Encore que la forme littéraire en soit très différente, Rerum Novarum et Quadragesimo anno sont homogènes à l’Évangile et à saint Paul. C’est d’un seul tenant et taillé dans la même étoffe. Ces explications, d’apparence peu glorieuse, sur des matières aussi contingentes que le logement, ou l’entreprise industrielle se rattachent intimement à la vérité divine que nous a révélée le Verbe de Dieu incarné, splendeur de la gloire du Père et figure de sa substance (Héb. I, 3). Jésus-Christ nous dévoile les secrets de Dieu non seulement lorsqu’il nous apprend à demeurer en son amour, mais encore lorsqu’il précise dans le détail en quoi consiste la charité du Samaritain et comment dans tel ou tel cas particulier, notre justice doit être plus abondante que celle des scribes et des docteurs (Matth. chap. 23). De même le Pape nous enseigne comme Vicaire de Jésus-Christ, non seulement lorsqu’il définit l’Assomption mais encore lorsqu’il trace, dans certaines Encycliques, les pures lignes d’un ordre temporel chrétien.
Quand on parle de développement homogène de la vérité chrétienne, il importe de ne pas réserver cette expression aux questions dites dogmatiques, comme la transsubstantiation ou le saint-sacrifice de la Messe ou l’infaillibilité pontificale. Il faut entendre que le développement homogène se retrouve aussi bien dans l’enseignement sur la conduite et les mœurs. Alors on ne dira plus que la doctrine économique et sociale de la sainte Église n’a rien à voir avec l’Évangile ; qu’elle est invention des hommes d’Église, et que l’Évangile n’est pas cela. En vérité l’Évangile ce n’est pas seulement cela mais c’est aussi cela. L’Évangile ce n’est pas seulement le discours très contemplatif dans l’intimité du Cénacle sur l’habitation de la Trinité dans l’âme de celui qui aime, c’est aussi le discours très ascétique (et d’ailleurs toujours contemplatif) aux scribes et aux pharisiens sur la justice, la miséricorde et la bonne foi (Matth. 23).

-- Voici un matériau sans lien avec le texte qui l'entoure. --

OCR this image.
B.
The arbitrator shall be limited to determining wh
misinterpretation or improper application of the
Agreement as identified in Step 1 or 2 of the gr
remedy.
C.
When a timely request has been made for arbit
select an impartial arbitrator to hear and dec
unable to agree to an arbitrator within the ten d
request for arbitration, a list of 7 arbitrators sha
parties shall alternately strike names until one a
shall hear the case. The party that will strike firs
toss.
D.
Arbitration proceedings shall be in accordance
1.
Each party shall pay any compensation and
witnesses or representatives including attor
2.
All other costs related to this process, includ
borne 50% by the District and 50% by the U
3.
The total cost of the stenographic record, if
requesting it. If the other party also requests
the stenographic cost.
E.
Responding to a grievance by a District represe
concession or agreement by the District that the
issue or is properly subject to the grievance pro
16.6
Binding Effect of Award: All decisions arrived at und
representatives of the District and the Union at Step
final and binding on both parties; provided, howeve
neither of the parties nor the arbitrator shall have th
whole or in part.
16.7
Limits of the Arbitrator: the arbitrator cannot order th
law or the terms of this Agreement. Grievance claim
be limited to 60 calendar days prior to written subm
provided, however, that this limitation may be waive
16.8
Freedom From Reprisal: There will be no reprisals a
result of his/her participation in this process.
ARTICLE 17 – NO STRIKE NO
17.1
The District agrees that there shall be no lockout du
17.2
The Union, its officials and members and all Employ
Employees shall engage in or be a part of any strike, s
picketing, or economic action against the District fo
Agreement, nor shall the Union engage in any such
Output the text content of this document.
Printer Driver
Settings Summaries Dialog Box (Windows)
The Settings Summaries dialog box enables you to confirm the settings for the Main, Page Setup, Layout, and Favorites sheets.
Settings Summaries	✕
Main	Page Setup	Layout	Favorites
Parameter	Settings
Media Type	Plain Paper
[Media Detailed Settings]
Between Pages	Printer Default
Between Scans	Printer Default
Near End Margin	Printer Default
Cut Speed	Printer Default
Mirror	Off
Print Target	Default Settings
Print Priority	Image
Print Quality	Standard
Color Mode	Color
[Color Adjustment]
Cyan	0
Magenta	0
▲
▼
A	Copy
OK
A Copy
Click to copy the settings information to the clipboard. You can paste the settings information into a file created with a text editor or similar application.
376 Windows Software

Si vous prenez l’Encyclique Divini illius Magistri vous pourrez certes faire observer que l’Évangile n’entre pas dans autant de considérations, mais vous devrez aussi reconnaître que, pour dévoiler dans notre siècle de totalitarisme et de monopole de l’État la signification exacte et intégrale de telle ou telle parole évangélique, les considérations de Divini illius Magistri nous sont devenues indispensables. Le droit de l’enfant à n’être pas scandalisé mais édifié, le devoir des parents de traiter le moindre de ces petits comme l’on traiterait Jésus-Christ en personne, bref les droits et les devoirs des parents et des enfants, comment faut-il les entendre en une époque de scolarité généralisée et d’envahissement des pouvoirs de l’État ? Vous trouverez la réponse dans Divini illius Magistri et dans les autres documents de cette nature. Quelle que soit la différence du genre littéraire, Divini illius Magistri est vraiment homogène à ces versets de l’Évangile qui ont illuminé pour toujours les ténèbres de ce monde : « Ce que vous avez fait au plus petit des miens c’est à moi que vous l’avez fait … Laissez venir à moi les petits enfants et ne les empêchez pas … Prenez garde de mépriser un de ces petits car leurs anges dans le ciel ne cessent pas de regarder la face de mon Père … Celui qui scandalise un de ces petits mieux vaudrait qu’on attache à son cou une meule de moulin et qu’on le précipite au fond de la mer. »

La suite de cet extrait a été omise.